Take the following steps to remain well hydrated:

  1. Try these dehydration-defying fruits and vegetables: watermelon, cantaloupe, grapes, grapefruit, tomatoes, cucumbers, zucchini and mixed salad greens.
  2. Drink water, fruit juices, sports drinks, milk, tea, coffee and broth. Avoid high-protein and alcoholic drinks, which can lead to dehydration.
  3. Sip water-based liquids through the day to help the body meet its need for ongoing hydration.
  4. Seniors can try this guideline for daily water intake: their body weight in pounds divided by two. The result is the number of ounces of water to drink each day.
  5. Drink water even before exercising or going out into the sun to maintain hydration.
  6. Drink a whole glass of water when taking a pill as part of meeting hydration needs.
  7. Be sure that persons with dementia take in enough water, as they might forget to drink.
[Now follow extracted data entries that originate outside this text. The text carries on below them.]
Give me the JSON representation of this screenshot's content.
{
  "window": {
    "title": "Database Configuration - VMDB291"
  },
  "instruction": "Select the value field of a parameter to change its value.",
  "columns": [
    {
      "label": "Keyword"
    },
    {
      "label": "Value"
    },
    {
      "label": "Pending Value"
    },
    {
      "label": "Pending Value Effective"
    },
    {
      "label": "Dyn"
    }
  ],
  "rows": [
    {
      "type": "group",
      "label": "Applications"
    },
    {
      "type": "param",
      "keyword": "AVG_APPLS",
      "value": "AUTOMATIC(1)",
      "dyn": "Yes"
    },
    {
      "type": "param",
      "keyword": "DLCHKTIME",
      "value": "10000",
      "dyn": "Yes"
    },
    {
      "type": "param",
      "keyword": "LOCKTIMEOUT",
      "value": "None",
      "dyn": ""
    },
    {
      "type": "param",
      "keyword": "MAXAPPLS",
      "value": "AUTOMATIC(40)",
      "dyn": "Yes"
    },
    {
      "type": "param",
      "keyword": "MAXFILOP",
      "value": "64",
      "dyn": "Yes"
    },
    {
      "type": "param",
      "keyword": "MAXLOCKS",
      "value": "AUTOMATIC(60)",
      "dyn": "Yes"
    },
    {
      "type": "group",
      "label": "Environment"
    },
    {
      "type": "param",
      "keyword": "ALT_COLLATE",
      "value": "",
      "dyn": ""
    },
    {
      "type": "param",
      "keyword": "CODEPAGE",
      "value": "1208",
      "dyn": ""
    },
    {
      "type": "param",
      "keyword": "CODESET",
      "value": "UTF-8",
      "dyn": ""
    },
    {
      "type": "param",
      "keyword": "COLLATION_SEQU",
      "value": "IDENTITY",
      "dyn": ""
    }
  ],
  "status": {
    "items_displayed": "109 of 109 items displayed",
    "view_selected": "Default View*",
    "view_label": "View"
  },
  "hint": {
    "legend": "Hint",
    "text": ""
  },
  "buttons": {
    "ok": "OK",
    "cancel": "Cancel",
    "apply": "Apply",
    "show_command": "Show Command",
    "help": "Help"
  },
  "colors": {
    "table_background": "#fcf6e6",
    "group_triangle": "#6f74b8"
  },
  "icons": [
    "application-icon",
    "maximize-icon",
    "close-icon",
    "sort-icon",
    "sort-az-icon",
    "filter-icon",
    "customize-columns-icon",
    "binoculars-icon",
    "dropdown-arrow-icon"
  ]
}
In addition to drinking plenty of hydrating fluids, seniors should dress lightly, wear hats, sunglasses and sunscreen, limit exposure to direct sun, and use air conditioners or electric fans.

While dehydration is a concern, heat exhaustion and heat stroke can lead to serious illness and death. If you observe signs of heat exhaustion or heat stroke in anyone, call for emergency assistance. While you wait for help to arrive, guide the person to shade and continually refresh him all over with cool water.